Finally, the arrival of a quality movie that is overtly Christian with a clear Gospel presentation and minimal poor acting. Starring actor Kirk Cameron (Growing Pains & Left Behind), Fireproof tackles the hard-hitting issues of a failing marriage. It is not the predictable movie many may assume it is.
Screenwriters and pastors Alex and Stephen Kendrick assembled a cast from their congregation at Sherwood Baptist Church in Albany, Ga. Each person plays a part in the lives of Caleb (Cameron) and Catherine Holt (Erin Bethea), whose marriage has become pointless. The only communication they have with one another is about the boat Caleb has been saving for and seems to value more than their marriage.
The movie stresses that it is a man’s role to lead, nurture and care for his wife and their marriage. Though it is Caleb who is portrayed as the problematic spouse who needs to rectify the damage he has done within their relationship, Catherine is no innocent victim. In a heated argument over lack of consideration and love, Catherine announces her desire to end their marriage.

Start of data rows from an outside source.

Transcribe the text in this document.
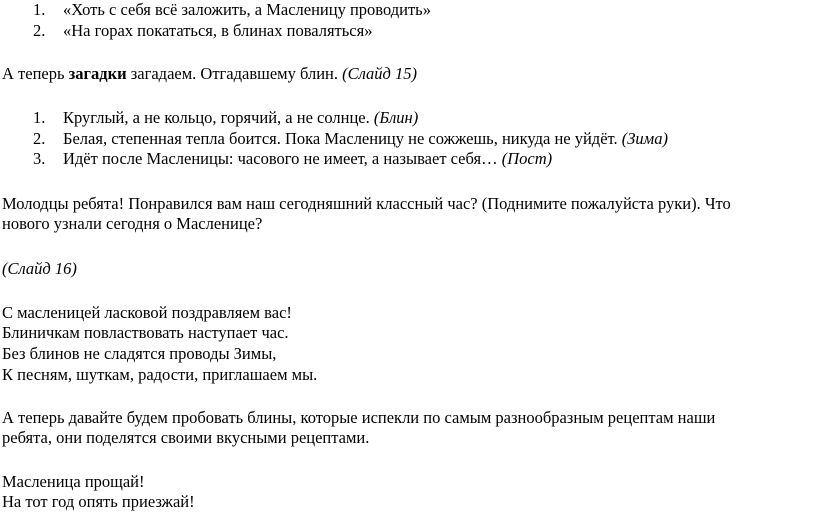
1. «Хоть с себя всё заложить, а Масленицу проводить»
2. «На горах покататься, в блинах поваляться»
А теперь загадки загадаем. Отгадавшему блин. (Слайд 15)
1. Круглый, а не кольцо, горячий, а не солнце. (Блин)
2. Белая, степенная тепла боится. Пока Масленицу не сожжешь, никуда не уйдёт. (Зима)
3. Идёт после Масленицы: часового не имеет, а называет себя… (Пост)
Молодцы ребята! Понравился вам наш сегодняшний классный час? (Поднимите пожалуйста руки). Что
нового узнали сегодня о Масленице?
(Слайд 16)
С масленицей ласковой поздравляем вас!
Блиничкам повластвовать наступает час.
Без блинов не сладятся проводы Зимы,
К песням, шуткам, радости, приглашаем мы.
А теперь давайте будем пробовать блины, которые испекли по самым разнообразным рецептам наши
ребята, они поделятся своими вкусными рецептами.
Масленица прощай!
На тот год опять приезжай!
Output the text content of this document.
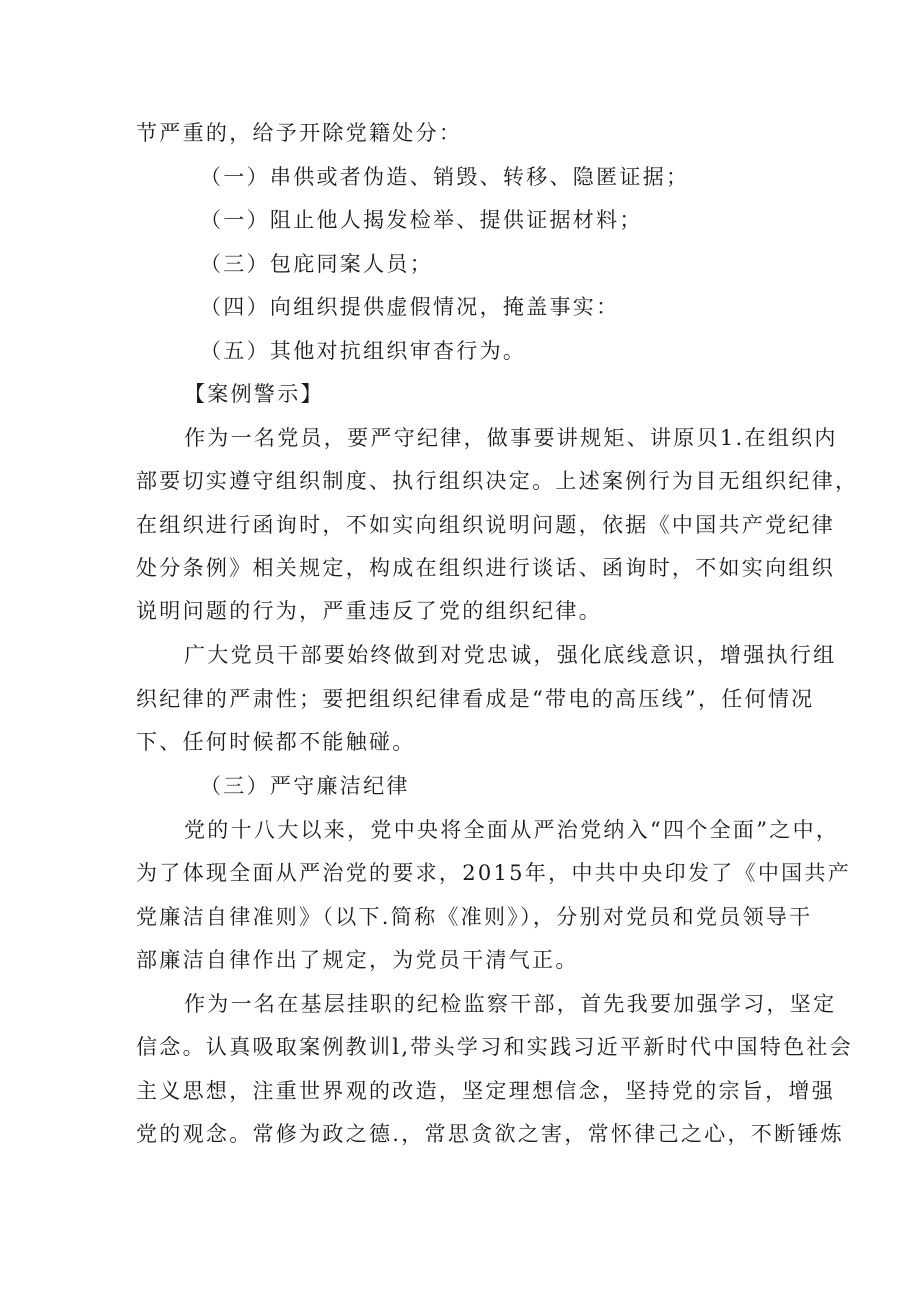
节严重的，给予开除党籍处分：
（一）串供或者伪造、销毁、转移、隐匿证据；
（一）阻止他人揭发检举、提供证据材料；
（三）包庇同案人员；
（四）向组织提供虚假情况，掩盖事实：
（五）其他对抗组织审杳行为。
【案例警示】
作为一名党员，要严守纪律，做事要讲规矩、讲原贝1.在组织内
部要切实遵守组织制度、执行组织决定。上述案例行为目无组织纪律，
在组织进行函询时，不如实向组织说明问题，依据《中国共产党纪律
处分条例》相关规定，构成在组织进行谈话、函询时，不如实向组织
说明问题的行为，严重违反了党的组织纪律。
广大党员干部要始终做到对党忠诚，强化底线意识，增强执行组
织纪律的严肃性；要把组织纪律看成是“带电的高压线”，任何情况
下、任何时候都不能触碰。
（三）严守廉洁纪律
党的十八大以来，党中央将全面从严治党纳入“四个全面”之中，
为了体现全面从严治党的要求，2015年，中共中央印发了《中国共产
党廉洁自律准则》（以下.简称《准则》），分别对党员和党员领导干
部廉洁自律作出了规定，为党员干清气正。
作为一名在基层挂职的纪检监察干部，首先我要加强学习，坚定
信念。认真吸取案例教训l,带头学习和实践习近平新时代中国特色社会
主义思想，注重世界观的改造，坚定理想信念，坚持党的宗旨，增强
党的观念。常修为政之德.，常思贪欲之害，常怀律己之心，不断锤炼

As Caleb is challenged by his father (Harris Malcolm) to remain in the marriage for 40 more days and attempt to salvage it through restoring love, Catherine begins cultivating other interests. Dr. Gavin Keller (Perry Revel) begins to pursue Catherine, who has removed her wedding band. Not portrayed as a likeable character in the movie, Dr. Keller is put to shame when Caleb’s passion for his wife and saving his marriage drives him to confront Keller.
Caleb first attempts to carry out the challenge to appease his father, a new believer. However, his father walks him through the frustrations of under appreciation and forces him to see how inconsiderate he has been of both his wife and, ultimately, of Christ. Without the typical get-saved-and-be-happy emotional church scene, the proper elements of truth from Scripture are more prominent in this scene than the emotional highs of most movies.
Excluding an unrealistic encounter with his friend and fellow firefighter in which Caleb says, “I’m in” – in reference to the faith – a believer’s new-found hope and frustrations are clearly portrayed.
From the tears and screams of arguments to the joy of reconciliation to the suspenseful fire emergencies that address commitment conflicts and truths, Fireproof dramatically proclaim Christianity. No religious fanatics, no impractical and idealistic perfect church world – the movie has the pragmatic truths of reconciliation in relationships. Fireproof is a movie that serves as big-screen entertainment and provides a life lesson for those who are married or single, believer or atheist.